Я был так противен себе, что решил весь день голодать. Часа через два здорово захотелось есть. Но я подумал: пусть, все равно ни крошки не возьму в рот. И еще я захотел выстирать свои рубашки. Поставил на газ ведро с водой, нагрел, вылил воду в корыто и начал стирать. Я так долго мылил рубахи и стирал их, что пена в корыте вспухла до самого верха. Я разошелся: еще нагрел воды, выстирал заодно две майки, трусы, носки и пионерский галстук. Когда все это прополоскал в чистой воде, выжал и развесил в кухне на веревке, было уже около пяти часов.
После работы я подобрел к себе. Разогрел суп, поджарил картошки, поел и уселся за уроки.
Утром хотел встать пораньше, чтоб успеть погладить рубашку, но отец догадался об этом раньше меня. Выглаженная рубаха висела на спинке стула около моей кровати. На стуле лежал и пионерский галстук, гладкий, как бумага.

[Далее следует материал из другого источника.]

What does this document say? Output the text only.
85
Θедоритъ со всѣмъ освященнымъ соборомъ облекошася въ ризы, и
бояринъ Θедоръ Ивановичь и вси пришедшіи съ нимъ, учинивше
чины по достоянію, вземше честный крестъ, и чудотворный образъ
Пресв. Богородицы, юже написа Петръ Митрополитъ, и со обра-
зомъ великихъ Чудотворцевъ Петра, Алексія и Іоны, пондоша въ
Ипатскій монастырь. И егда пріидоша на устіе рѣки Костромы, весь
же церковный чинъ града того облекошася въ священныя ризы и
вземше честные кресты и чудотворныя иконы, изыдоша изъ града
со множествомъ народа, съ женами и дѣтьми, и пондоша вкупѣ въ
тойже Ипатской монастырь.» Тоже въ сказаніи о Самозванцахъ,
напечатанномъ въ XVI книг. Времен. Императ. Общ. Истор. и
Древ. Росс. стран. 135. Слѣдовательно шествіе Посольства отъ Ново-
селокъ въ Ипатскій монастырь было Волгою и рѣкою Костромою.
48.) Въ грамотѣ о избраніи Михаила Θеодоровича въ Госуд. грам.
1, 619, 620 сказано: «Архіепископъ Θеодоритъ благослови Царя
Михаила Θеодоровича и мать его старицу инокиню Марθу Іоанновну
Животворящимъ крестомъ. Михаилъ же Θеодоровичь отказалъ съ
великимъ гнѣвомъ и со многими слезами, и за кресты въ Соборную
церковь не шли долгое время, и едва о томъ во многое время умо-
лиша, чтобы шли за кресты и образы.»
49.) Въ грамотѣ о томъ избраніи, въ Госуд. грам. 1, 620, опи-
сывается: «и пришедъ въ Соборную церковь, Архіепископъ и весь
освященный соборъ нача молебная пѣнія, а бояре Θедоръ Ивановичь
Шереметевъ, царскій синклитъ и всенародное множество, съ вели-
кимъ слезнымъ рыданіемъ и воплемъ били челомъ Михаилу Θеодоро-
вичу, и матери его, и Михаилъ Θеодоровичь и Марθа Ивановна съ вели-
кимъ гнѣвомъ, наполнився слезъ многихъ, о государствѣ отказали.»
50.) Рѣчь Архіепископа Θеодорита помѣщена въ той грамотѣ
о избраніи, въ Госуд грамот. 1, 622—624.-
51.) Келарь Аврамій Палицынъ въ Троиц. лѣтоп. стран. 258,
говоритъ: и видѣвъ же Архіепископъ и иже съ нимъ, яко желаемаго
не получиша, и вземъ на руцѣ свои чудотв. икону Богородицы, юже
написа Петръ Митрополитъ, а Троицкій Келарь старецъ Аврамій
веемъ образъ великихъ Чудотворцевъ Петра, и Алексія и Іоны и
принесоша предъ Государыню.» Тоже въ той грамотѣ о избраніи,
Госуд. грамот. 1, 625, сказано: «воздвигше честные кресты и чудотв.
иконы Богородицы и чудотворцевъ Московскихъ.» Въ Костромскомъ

— Поспи еще немного, — сказал отец.
А мне не хотелось спать. Я думал о Любе. Вот на этом стуле она сидела вчера, а ее варежки лежали на столе, как раз где чашка стоит. Интересно, сильно она обиделась на меня? Ну, я дурак, свинья, грубиян — правильно. Но не мог же я допустить, чтобы она стирала мои рубахи. И сам ведь могу. Вон, как новенькая! Теперь и руки у меня чистые. Действительно, после вчерашней стирки руки были белые, ногти будто прозрачные.

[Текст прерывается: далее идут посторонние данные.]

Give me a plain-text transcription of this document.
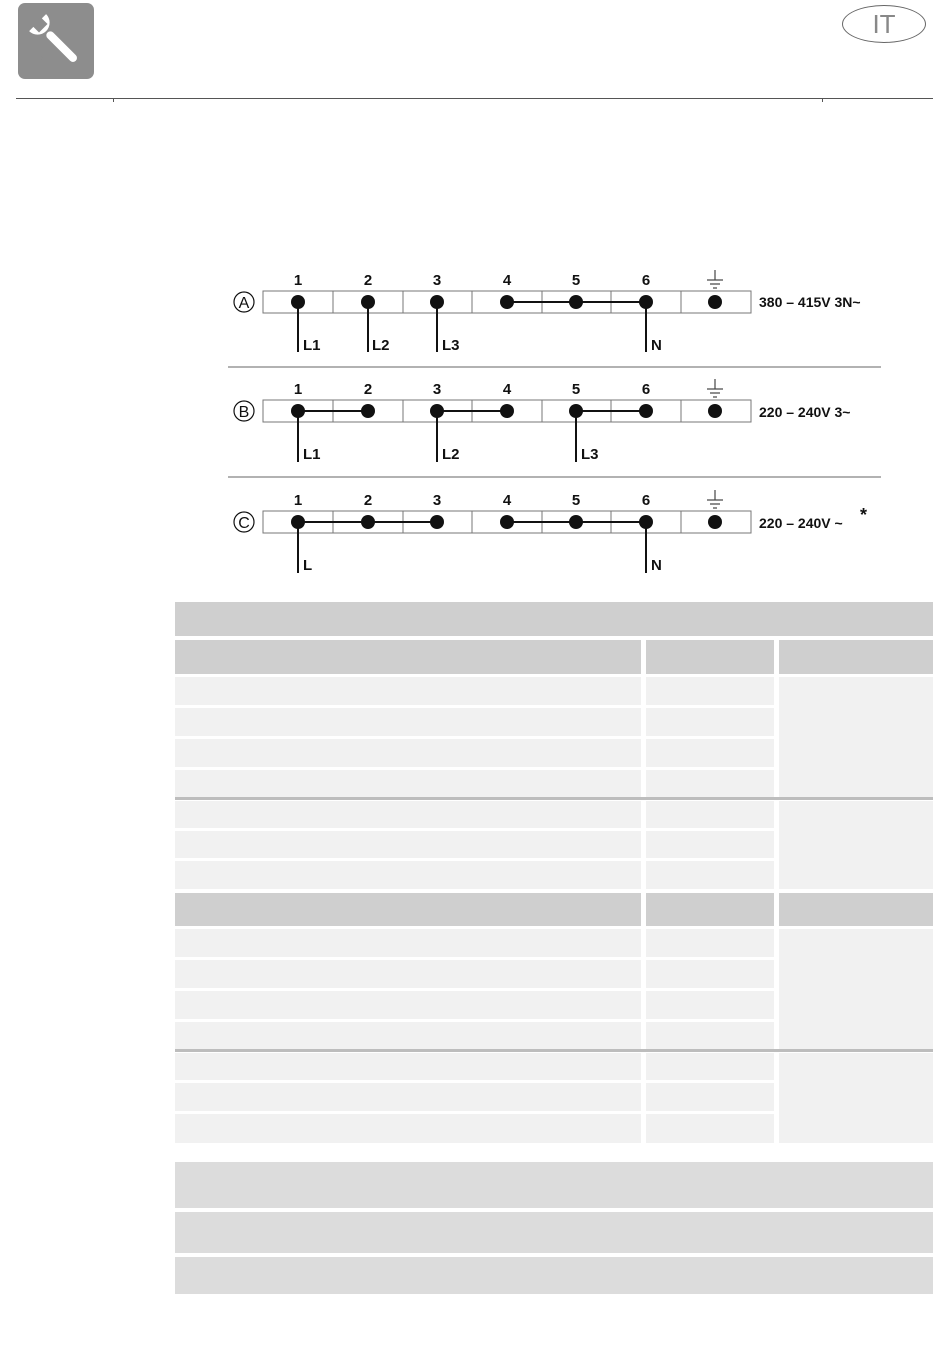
IT
1	2	3	4	5	6
1	2	3	4	5	6
1	2	3	4	5	6
A
L1	L2	L3	N
380 – 415V 3N~
B
L1	L2	L3
220 – 240V 3~
C
L	N
220 – 240V ~ *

Потом я встал, вымыл лицо и шею, оделся, повязал пионерский галстук и постриг ногти. Отец удивился:
— О, ты сегодня, как на большой праздник вырядился!
На этот раз я и по улице шел как-то иначе. Не очень спешил, портфелем не размахивал. Самому было чудно. В класс пришел рано. Но Томка уже была на месте. Когда она подошла ко мне со своей санитарной тетрадкой, то брови у нее смешно поднялись вверх и она промычала: мм.
«Вот те и «мм»! — ехидно подумал я.
Через минуту я забыл о Томке. Ходил по классу, разговаривал с ребятами, а сам глаз не сводил с дверей — когда же придет Люба? Наконец, она пришла. Розовая с мороза, веселая. Сначала я не глядел в ее сторону, только слушал, как она разговаривает. А потом, когда обернулся, то увидел, что и она на меня смотрит. Смотрит и улыбается. Я первый бы не решился подойти к ней. А она подошла. Подвела меня к окну, где никого не было, и спросила:
— Не сердишься?
Вот тебе и раз! А я думал, что она должна на меня сердиться!
— Нет, — говорю.
— Вот и хорошо.
Больше за весь день мы ни слова не сказали друг другу. Но все равно этот день был какой-то особенный. Мне нравилось, как Николай Романович объяснял урок по физике, как Ваня Черемухин решал у доски задачку, нравилось, что дежурные хорошо намочили тряпку и она так чисто стирала мел, что доска блестела, как на солнце. Уроки мне показались короткими.
На другой день я снова не поленился — выгладил штаны, галстук, начистил гуталином ботинки.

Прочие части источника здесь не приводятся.